Terminou quarta-feira, no meio de polémica, a consulta pública para a construção do novo terminal do Cais do Cavaco em Gaia, destinado a embarcações marítimo-turísticas no rio Douro, uma estrutura a cargo da Administração dos Portos do Douro, Leixões e Viana do Castelo (APDL).
Em comunicado, os 80 moradores do Edifício Destilaria Residence, situado no Cais do Cavaco manfestaram-se “frontalmente contra a construção do terminal fluvial” que consta da proposta apresentada pela APDL no passado dia 3 de maio.
“Esta oposição deve-se ao reduzido envolvimento da sociedade civil ao longo de todo o processo, que resulta do acordo prévio entre a Câmara Municipal de Gaia e a APDL relativamente a este projeto, o que transformou a consulta pública num mero pró-forma, desconsiderando por completo as preocupações dos gaienses e dos moradores daquela zona ribeirinha”, denunciam os queixosos.
Paulo Leal, morador do Edifício Destilaria Residence, sublinha que “não se encontra, em nenhum documento disponibilizado na consulta pública, nenhuma razão que sustente a necessidade de um projeto desta envergadura e neste local específico. Os argumentos utilizados, meramente económicos, levam-nos a interpretar que este projeto é mais um passo dos operadores em privatizar o rio Douro, transformando-o num parque temático, afogado num turismo de massas descontrolado, assente numa procura de maximizar os lucros de terceiros sem considerar as preocupações das associações ambientais e da
população local. Basta olharmos para exemplos de cidades europeias, como Veneza, que está a recuar neste tipo de atividade, para percebermos que há limites a este crescimento”.
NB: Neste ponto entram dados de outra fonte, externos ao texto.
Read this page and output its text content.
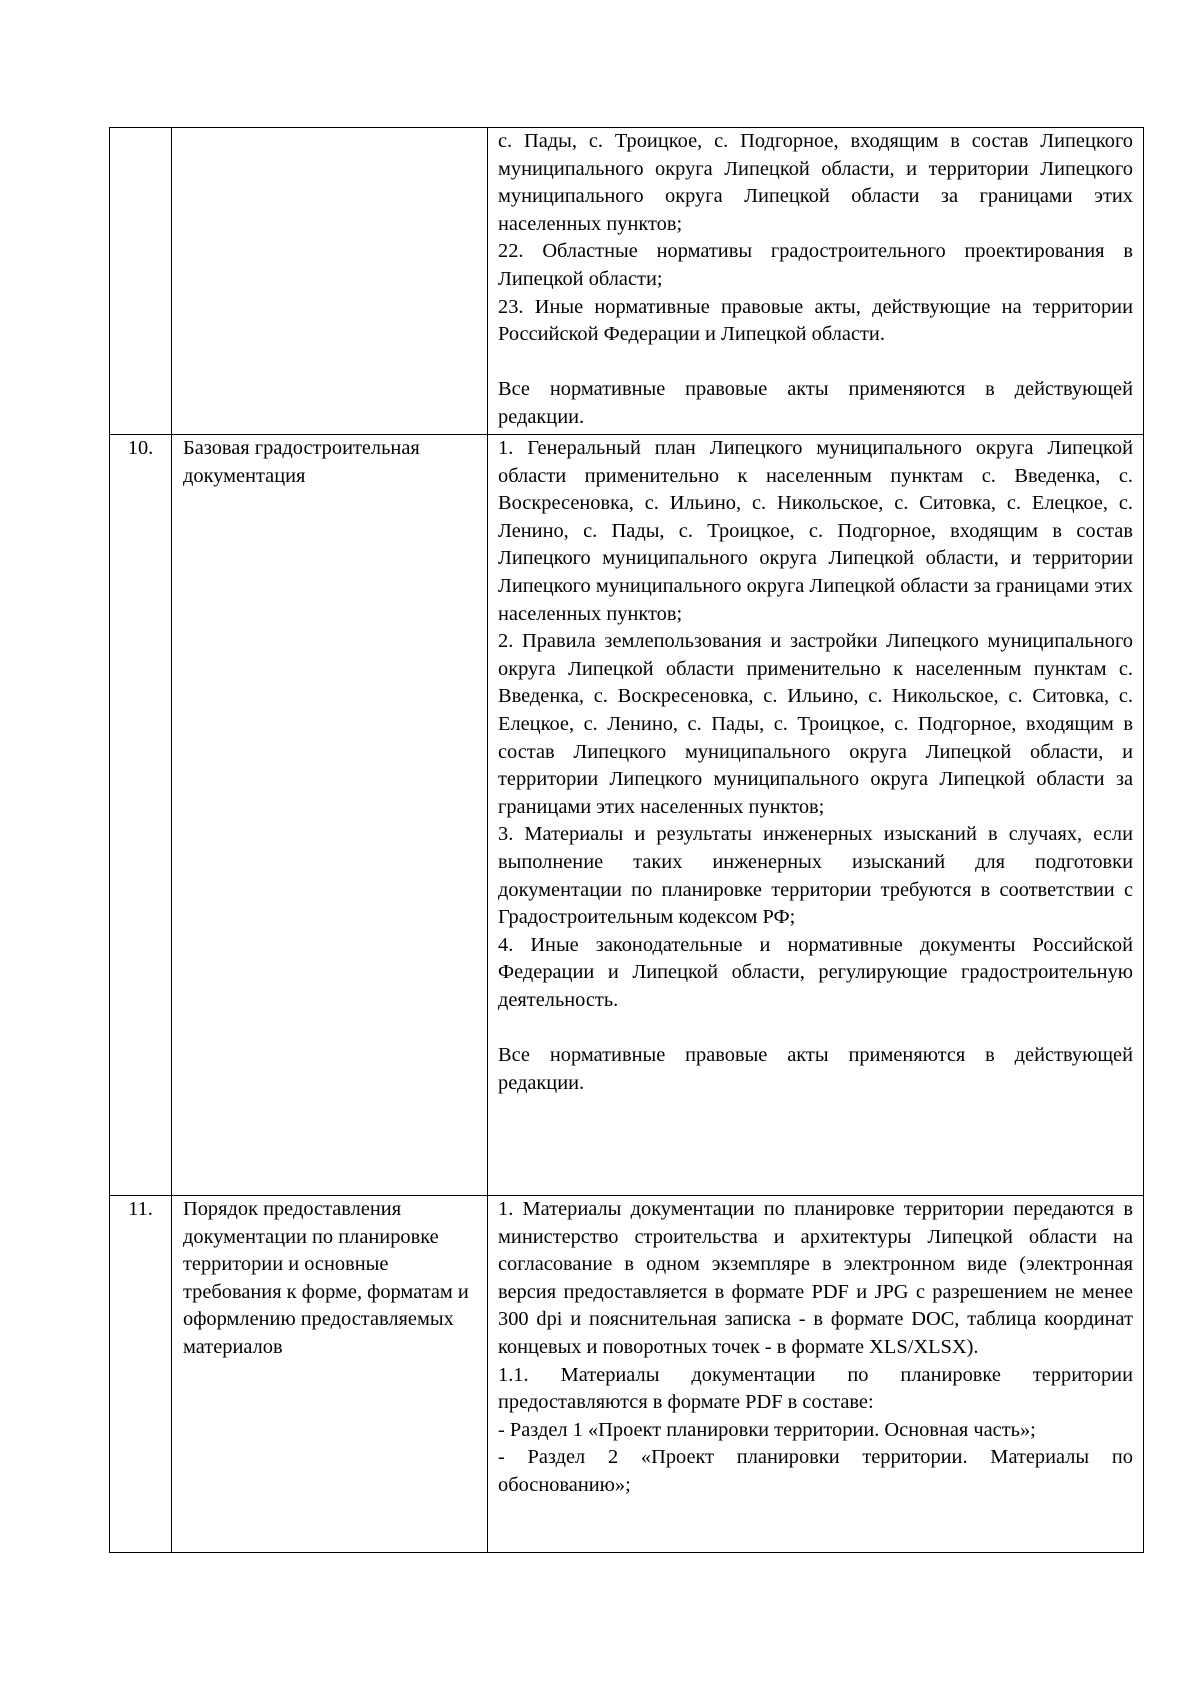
		с. Пады, с. Троицкое, с. Подгорное, входящим в состав Липецкого муниципального округа Липецкой области, и территории Липецкого муниципального округа Липецкой области за границами этих населенных пунктов;

22. Областные нормативы градостроительного проектирования в Липецкой области;

23. Иные нормативные правовые акты, действующие на территории Российской Федерации и Липецкой области.

Все нормативные правовые акты применяются в действующей редакции.

10.	Базовая градостроительная документация	1. Генеральный план Липецкого муниципального округа Липецкой области применительно к населенным пунктам с. Введенка, с. Воскресеновка, с. Ильино, с. Никольское, с. Ситовка, с. Елецкое, с. Ленино, с. Пады, с. Троицкое, с. Подгорное, входящим в состав Липецкого муниципального округа Липецкой области, и территории Липецкого муниципального округа Липецкой области за границами этих населенных пунктов;

2. Правила землепользования и застройки Липецкого муниципального округа Липецкой области применительно к населенным пунктам с. Введенка, с. Воскресеновка, с. Ильино, с. Никольское, с. Ситовка, с. Елецкое, с. Ленино, с. Пады, с. Троицкое, с. Подгорное, входящим в состав Липецкого муниципального округа Липецкой области, и территории Липецкого муниципального округа Липецкой области за границами этих населенных пунктов;

3. Материалы и результаты инженерных изысканий в случаях, если выполнение таких инженерных изысканий для подготовки документации по планировке территории требуются в соответствии с Градостроительным кодексом РФ;

4. Иные законодательные и нормативные документы Российской Федерации и Липецкой области, регулирующие градостроительную деятельность.

Все нормативные правовые акты применяются в действующей редакции.

11.	Порядок предоставления документации по планировке территории и основные требования к форме, форматам и оформлению предоставляемых материалов	1. Материалы документации по планировке территории передаются в министерство строительства и архитектуры Липецкой области на согласование в одном экземпляре в электронном виде (электронная версия предоставляется в формате PDF и JPG с разрешением не менее 300 dpi и пояснительная записка - в формате DOC, таблица координат концевых и поворотных точек - в формате XLS/XLSX).

1.1. Материалы документации по планировке территории предоставляются в формате PDF в составе:

- Раздел 1 «Проект планировки территории. Основная часть»;

- Раздел 2 «Проект планировки территории. Материалы по обоснованию»;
Os moradores condenam a “despreocupação com o rio Douro e com a qualidade da sua água e ecossistemas” tendo em conta as próprias projeções para o crescimento turístico na Via Navegável do Douro apresentadas pela APDL – em 2035 estima-se que exista uma frota de 37 navios-hotel no Douro e um total de 125.500 passageiros anuais a desembarcar em Gaia, “aumentos de 48% e 26% face aos números mais recentes, respetivamente”.
Reforçando as preocupações que vários académicos e especialistas têm levantado nos últimos dias, os moradores afirmam que a APDL “falhou em responder à totalidade dos impactos ambientais deste projeto, não apresentando, por exemplo, cálculos e medidas de minimização dos riscos de derrame de combustíveis”.
Em comunicado, os moradores realçam a mega-intervenção que envolve “uma dragagem de 23.000m3 e a extorsão de 9.000m2 de margem de Rio” e questionam como é possível produzir impactos “positivos, irreversíveis, de elevada significância, quer ao nível do ordenamento do território, quer ao nível do uso do solo”, como tem sido afirmado pela APDL.
Queixas e dúvidas que não estão a conseguir fazer chegar diretamente às entidades envolvidas no processo, como a Câmara Municipal de Gaia e a APDL. “Até agora a única entidade que nos recebeu foi a APDL, que remeteu tudo para o processo de consulta pública e mostrou pouca preocupação com o bem-estar dos gaienses que aqui vivem todos os dias, mostrando valorizar mais um crescimento turístico descontrolado de pessoas que vêm cá uma vez e nunca mais voltam”, reitera José Filipe Mesquita, outro dos moradores.
Somado aos impactos sobre o leito do rio, decorrentes da construção da estrutura megalómana de 6.200m2 e 10 metros de altura diretamente sobre o Douro, os moradores consideram importante alertar para a desfiguração da margem do Douro, sobre a encosta histórica de Vila Nova de Gaia.
No seu entender, o projeto contribui para desvirtuar de forma “irreversível” o património geomorfológico, ambiental, histórico e cultural numa zona classificada como Património Mundial da Humanidade e parte integrante do Centro Histórico de Vila Nova de Gaia.
Os moradores pedem ainda uma “verdadeira discussão pública, estudos mais aprofundados e um maior escrutínio no processo de tomada de decisão”, alegando terem sido apenas contactados pela primeira vez em agosto de 2022, “mais de 2 anos depois do início do estudo do projeto e sem que lhes tenha sido fornecida informação suficiente sobre o mesmo”.
Em comunicado, divulgado há cerca de seis meses, onde se dava a conhecer o nome de Álvaro Siza como o autor do projeto, a APDL e a Câmara Municipal de Vila Nova de Gaia sublinhavam que estavam “em consonância com a escolha do local, projeto, arquiteto e enquadramento urbanístico” e que este iria dotar a área com novas valências no apoio às operações dos navios-hotel que cursam a Via Navegável do Douro e na dinamização turística, económica e urbanística do território.